どおりで、流に相談しても平気な顔してると思った!
「小人さんは、あんただったのね! あのとき『気のせいだよ』って言っておきながら、陰で面白がってたんだ!」
「ち、ちがうって! 面白がってやったんじゃないんだよう」
「じゃあ、なんなのよ。はっきり言いなさいよ!」
答えによっては、ぶん殴る!
「あのさ……、オレ、とられたくなかったんだよ! 借り物のとき、ミュウミュウの物、他のヤツに借りられたくなかったんだ!」
流の顔は、ますます赤くなった。
ど、どっひゃあ……!
思わぬ告白に、わたしも身体が固まってしまった。
も、もしかして、それって……?
「あのお、すいません。
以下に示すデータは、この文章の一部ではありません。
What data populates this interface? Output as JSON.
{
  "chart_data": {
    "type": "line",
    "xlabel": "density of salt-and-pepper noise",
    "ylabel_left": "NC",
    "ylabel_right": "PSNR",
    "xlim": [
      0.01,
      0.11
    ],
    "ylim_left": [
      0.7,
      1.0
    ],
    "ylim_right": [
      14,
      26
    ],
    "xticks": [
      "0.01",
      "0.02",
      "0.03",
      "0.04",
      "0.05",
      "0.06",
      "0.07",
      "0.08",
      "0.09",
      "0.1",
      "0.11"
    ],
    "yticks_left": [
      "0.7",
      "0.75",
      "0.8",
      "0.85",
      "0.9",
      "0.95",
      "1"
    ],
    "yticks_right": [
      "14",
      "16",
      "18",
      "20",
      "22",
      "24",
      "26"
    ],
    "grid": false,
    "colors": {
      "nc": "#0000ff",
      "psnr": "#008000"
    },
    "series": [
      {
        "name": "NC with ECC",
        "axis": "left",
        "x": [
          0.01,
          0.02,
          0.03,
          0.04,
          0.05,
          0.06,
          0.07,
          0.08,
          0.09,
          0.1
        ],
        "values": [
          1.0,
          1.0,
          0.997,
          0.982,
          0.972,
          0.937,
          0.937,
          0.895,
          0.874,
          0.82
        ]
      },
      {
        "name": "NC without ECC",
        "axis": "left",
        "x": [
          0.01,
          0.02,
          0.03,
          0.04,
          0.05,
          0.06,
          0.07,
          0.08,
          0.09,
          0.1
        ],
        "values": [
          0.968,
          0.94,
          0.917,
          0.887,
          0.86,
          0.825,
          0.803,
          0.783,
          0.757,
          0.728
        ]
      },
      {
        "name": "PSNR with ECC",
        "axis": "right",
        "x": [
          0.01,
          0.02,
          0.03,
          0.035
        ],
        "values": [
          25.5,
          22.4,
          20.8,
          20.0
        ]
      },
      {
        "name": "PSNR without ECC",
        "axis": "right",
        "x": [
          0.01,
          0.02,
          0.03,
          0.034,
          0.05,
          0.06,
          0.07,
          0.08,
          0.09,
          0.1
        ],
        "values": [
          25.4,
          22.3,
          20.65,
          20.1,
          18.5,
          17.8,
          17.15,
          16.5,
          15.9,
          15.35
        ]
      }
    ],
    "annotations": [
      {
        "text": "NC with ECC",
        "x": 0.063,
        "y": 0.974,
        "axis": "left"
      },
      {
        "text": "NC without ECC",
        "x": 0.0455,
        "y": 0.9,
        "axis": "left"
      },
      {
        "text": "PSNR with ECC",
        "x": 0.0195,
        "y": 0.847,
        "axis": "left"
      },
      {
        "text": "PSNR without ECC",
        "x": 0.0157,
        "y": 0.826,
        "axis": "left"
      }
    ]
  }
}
ちょっといいですか?」
ふいに声をかけられたので、流もわたしも身体を起こした。
声がしたほうを見ると、今度は女の子ではなく男の子が立っている。
目がパッチリとして幼い顔立ちで、結構かわいい。
さっきの女の子たちと同じように、彼もはにかんだ笑顔を浮かべていた。
「あのう、借り物で、先輩に借りたい物あるんですけど……」
彼はそう言いながら、わたしの顔を見た。
「わ、わたし……!?」
自分で自分の顔を指差して聞いた。
そうしたら、彼は「はい」とうなずいた。
彼がうなずいた瞬間、流が勢いよく椅子から立ち上がった。
「ダメ、絶対ダメ!! こんな男、絶対ゆるさあああああーーーーーん!」
流が両手を振り上げて叫んだ。
おまえ、わたしのお父さんか!
そうツッコミ入れようとしたけれど、周りの視線に気づいた。
同じクラスの子も、隣のクラスの子も、付近を通り過ぎる子たちも、皆わたしたちに注目している。
あぜんとして口を開けている生徒もいれば、にやにやして見守っている生徒もいた。
げっ、どうしよう!?
「ちょ、ちょっと! 流、皆見てるよっ」
あせって流の袖を引っ張ったけど、ムダだった。
「ミュウミュウの髪の毛一本、お前になんか、絶対渡さないからなあああああーーーーー!」
流のダメ押しの声が響いた。
しばらくの沈黙のあと、皆がいっせいにはやし立てる声や口笛が聞こえて……。
どうなったか、覚えてない。
「なあ、ミュウミュウ、ごめんよ。ごめんって」
家に帰る間中ずっと、流は謝り続けた。
ごめんじゃない!
皆の前で、あんなこと言うなんて!
「恥ずかしくて学校行けないじゃん! この、バカ!」
わたしは、流を思いっきりにらんだ。
こいつ、ホントお調子者。
わたし、流のこと好きって言ってないのに。
込み合う電車の中、流は人込みに背を向けていた。
壁に身体を預けているわたしを守るようにして、流は立っていてくれている。
流は、わたしの足のことを心配して……。
とってもうれしくて、恥ずかしい。
電車が揺れて、流の広い胸に自分の唇が触れそうになるたびに、ドキドキしてしまう。
でも、このことは、まだヒミツ。
ささやかな仕返しなんだから。
まだ、教えてあげない。
体育祭をテーマに書いてみました。